The defining, behind-the-scenes chronicle of one of the most extraordinary, beloved, and dominant pop cultural entities in America’s history — Marvel Comics – and the outsized personalities who made Marvel including Martin Goodman, Stan Lee, and Jack Kirby.  

“Sean Howe’s history of Marvel makes a compulsively readable, riotous and heartbreaking version of my favorite story, that of how a bunch of weirdoes changed the world…That it’s all true is just frosting on the cake.”  —Jonathan Lethem

For the first time, Marvel Comics tells the stories of the men who made Marvel: Martin Goodman, the self-made publisher who forayed into comics after a get-rich-quick tip in 1939, Stan Lee, the energetic editor who would shepherd the company through thick and thin for decades and Jack Kirby, the WWII veteran who would co-create Captain America in 1940 and, twenty years later, developed with Lee the bulk of the company’s marquee characters in a three-year frenzy. Incorporating more than one hundred original interviews with those who worked behind the scenes at Marvel over a seventy-year-span, Marvel Comics packs anecdotes and analysis into a gripping narrative of how a small group of people on the cusp of failure created one of the most enduring pop cultural forces in contemporary America.

Review

This was subtitled The Untold Story, but it could have easily been Marvel Comics: Why They All Left Eventually Pissed Off.

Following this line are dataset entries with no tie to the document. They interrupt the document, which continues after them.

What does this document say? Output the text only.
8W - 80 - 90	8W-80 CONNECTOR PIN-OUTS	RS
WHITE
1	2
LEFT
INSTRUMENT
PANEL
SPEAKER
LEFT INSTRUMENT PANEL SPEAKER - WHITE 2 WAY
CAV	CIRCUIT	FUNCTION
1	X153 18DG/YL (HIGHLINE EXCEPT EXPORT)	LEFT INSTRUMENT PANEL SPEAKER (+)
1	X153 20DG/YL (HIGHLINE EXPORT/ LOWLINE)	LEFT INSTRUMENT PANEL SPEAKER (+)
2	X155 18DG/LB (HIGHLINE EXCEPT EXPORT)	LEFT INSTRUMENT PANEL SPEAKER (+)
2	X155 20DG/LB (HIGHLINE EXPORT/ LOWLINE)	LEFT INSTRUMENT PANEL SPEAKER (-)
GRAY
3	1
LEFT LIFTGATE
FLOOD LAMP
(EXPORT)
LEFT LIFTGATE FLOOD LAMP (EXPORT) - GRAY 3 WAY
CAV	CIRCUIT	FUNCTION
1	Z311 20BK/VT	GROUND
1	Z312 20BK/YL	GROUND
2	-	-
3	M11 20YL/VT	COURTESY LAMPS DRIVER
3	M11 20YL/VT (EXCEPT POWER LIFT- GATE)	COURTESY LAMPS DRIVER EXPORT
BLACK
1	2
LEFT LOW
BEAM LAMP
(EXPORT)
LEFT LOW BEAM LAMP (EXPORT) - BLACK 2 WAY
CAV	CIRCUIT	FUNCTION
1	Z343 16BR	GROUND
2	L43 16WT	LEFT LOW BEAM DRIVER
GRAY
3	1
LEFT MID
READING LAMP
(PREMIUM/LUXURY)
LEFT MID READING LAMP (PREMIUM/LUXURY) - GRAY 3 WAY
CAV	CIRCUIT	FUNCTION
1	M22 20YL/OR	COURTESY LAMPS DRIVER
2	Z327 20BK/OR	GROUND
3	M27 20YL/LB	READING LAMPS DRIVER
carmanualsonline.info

While this was exhaustive, expansive and all that, I’m not sure this is a book I would recommend to fans of Marvel Comics, unless you really want to know who all was pissed at who. This was the fake reality shows brought to nerd culture, only it was not set up drama. This book will not make you a bigger fan of Marvel comics, and quite possibly could have the opposite effect. It reads like a list of reasons why Marvel Comics made it despite trying really hard not to, corporate wise.

I did not grow up a comic kid. And I only know the surface stuff when it comes to creators, editors, corporate culture, et al. So much of this was stuff I did not know. Some of it was. I’m not sure the new knowledge was worth the trouble, or the bleak picture of the comic industry that gets painted within.